Goaded by time bulletins shouted through the closed door, Fanny found herself tubbed, clothed, and ready for breakfast by eight-ten. When she opened the door Clarence was standing in the center of her little sitting room, waiting, a sheaf of loose sketches in his hand.

"Say, look here! These are the real thing. Why, they're great! They get you. This old geezer with the beard, selling fish and looking like one of the Disciples. And this. What the devil are you doing in a mail order house, or whatever it is? Tell me that! When you can draw like this!"

"Good morning," said Fanny, calmly. "And I'll tell you nothing before breakfast. The one thing that interests me this moment is hot coffee. Will you have some breakfast? Oh, well, a second one won't hurt you. You must have got up at three, or thereabouts." She went toward the tiny kitchen. "Never mind, Princess. I'll wait on myself. You go on with that chicken."

Princess was the kind of person who can fry a chicken, wrap it in cool, crisp lettuce leaves, box it, cut sandwiches, and come out of the process with an unruffled temper and an immaculate kitchen. Thanks to her, Fanny and Heyl found themselves on the eight fifty-three train, bound for the dunes.

Clarence swung his rucksack up to the bundle rack. He took off his cap, and stuffed it into his pocket. He was grinning like a schoolboy. Fanny turned from the window and smiled at what she saw in his face. At that he gave an absurd little bounce in his place, like an overgrown child, and reached over and patted her hand.

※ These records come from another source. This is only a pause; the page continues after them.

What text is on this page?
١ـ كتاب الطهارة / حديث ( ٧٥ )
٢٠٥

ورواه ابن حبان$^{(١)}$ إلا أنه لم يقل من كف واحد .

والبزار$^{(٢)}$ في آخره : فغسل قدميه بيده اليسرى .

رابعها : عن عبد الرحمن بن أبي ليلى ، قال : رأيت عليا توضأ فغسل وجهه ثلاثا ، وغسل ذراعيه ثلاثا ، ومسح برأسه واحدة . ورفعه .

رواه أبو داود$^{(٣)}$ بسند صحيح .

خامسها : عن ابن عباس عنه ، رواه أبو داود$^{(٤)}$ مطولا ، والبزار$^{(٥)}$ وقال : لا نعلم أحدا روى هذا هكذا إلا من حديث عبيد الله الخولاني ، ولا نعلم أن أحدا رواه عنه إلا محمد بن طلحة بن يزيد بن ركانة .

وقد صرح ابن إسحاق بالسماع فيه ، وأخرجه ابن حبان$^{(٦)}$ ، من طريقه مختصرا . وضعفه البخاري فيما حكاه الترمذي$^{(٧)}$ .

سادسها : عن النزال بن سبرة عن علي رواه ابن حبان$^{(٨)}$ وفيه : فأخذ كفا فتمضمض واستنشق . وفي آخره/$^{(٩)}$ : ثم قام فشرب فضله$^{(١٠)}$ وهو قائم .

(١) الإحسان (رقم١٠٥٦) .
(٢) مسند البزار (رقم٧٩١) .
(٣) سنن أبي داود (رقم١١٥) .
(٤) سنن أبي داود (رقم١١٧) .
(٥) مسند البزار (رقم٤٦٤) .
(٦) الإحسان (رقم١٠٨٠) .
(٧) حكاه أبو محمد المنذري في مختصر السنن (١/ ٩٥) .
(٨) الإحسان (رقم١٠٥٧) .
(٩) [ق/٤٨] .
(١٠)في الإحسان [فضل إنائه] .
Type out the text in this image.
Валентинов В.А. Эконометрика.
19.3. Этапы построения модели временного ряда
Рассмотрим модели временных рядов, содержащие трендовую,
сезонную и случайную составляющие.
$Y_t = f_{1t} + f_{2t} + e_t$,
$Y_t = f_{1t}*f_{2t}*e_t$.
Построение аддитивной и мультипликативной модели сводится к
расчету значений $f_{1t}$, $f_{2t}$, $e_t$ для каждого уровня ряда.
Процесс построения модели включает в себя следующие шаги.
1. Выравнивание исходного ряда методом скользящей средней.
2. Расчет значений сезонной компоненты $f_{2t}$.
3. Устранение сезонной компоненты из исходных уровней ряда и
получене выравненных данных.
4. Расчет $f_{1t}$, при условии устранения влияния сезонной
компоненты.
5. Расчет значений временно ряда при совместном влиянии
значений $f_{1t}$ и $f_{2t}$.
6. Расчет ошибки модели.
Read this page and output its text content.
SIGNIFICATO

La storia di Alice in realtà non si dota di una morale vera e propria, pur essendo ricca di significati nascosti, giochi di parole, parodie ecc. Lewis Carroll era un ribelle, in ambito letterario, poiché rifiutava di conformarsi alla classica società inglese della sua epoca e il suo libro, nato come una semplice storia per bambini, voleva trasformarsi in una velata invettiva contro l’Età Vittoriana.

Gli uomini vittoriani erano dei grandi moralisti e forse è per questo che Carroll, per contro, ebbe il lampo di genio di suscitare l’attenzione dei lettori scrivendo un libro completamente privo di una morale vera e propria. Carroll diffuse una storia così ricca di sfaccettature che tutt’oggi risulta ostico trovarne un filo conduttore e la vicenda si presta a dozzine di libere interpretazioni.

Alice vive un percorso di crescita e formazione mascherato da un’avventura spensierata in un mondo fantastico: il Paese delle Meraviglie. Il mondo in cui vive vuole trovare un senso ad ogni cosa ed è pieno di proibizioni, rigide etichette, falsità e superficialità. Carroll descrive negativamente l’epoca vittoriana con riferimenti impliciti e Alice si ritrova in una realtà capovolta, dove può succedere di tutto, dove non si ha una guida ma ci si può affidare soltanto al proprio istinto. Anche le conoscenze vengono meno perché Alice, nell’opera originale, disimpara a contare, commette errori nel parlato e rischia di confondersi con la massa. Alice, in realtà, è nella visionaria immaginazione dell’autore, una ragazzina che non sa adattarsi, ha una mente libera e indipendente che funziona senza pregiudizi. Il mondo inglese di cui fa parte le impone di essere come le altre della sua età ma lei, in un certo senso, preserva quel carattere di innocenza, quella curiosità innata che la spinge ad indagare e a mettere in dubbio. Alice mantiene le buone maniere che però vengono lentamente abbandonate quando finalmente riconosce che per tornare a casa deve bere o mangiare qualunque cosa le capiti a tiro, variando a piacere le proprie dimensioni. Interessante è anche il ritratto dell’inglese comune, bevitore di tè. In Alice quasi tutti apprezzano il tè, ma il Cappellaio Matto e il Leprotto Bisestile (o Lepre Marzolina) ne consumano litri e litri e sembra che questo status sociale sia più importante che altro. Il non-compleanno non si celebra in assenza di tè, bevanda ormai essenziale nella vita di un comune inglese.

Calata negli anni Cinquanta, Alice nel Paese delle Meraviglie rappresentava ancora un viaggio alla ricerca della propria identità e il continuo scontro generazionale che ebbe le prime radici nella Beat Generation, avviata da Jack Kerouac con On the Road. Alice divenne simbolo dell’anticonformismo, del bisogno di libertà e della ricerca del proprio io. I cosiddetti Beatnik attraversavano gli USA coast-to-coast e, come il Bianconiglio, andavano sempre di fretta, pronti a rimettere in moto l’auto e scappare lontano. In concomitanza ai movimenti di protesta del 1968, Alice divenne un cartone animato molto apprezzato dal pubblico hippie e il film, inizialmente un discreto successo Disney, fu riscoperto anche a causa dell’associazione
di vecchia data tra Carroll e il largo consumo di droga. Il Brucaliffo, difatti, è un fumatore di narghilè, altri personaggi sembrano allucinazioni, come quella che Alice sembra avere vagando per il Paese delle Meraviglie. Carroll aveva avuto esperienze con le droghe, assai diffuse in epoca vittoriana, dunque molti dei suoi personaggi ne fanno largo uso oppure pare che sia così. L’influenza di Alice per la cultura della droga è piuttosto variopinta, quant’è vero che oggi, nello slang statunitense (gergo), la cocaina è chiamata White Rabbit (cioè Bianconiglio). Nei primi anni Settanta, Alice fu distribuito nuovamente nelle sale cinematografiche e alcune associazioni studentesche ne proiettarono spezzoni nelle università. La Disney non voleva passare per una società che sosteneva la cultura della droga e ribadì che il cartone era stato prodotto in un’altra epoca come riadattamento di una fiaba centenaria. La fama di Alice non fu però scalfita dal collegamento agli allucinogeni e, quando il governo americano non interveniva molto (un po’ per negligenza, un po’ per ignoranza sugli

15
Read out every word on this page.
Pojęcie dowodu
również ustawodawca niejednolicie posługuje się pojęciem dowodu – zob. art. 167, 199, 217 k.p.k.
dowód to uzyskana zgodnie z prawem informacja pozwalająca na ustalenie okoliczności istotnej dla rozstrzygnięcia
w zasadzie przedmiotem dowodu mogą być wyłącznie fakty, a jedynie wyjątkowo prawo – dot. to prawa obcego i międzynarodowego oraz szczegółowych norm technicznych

"I've dreamed of this for years."

"You're just fourteen, going on fifteen," Fanny reproved him.

"I know it. And it's great! Won't you be, too? Forget you're a fair financier, or whatever they call it. Forget you earn more in a month than I do in six. Relax. Unbend. Loosen up. Don't assume that hardshell air with me. Just remember that I knew you when the frill of your panties showed below your skirt."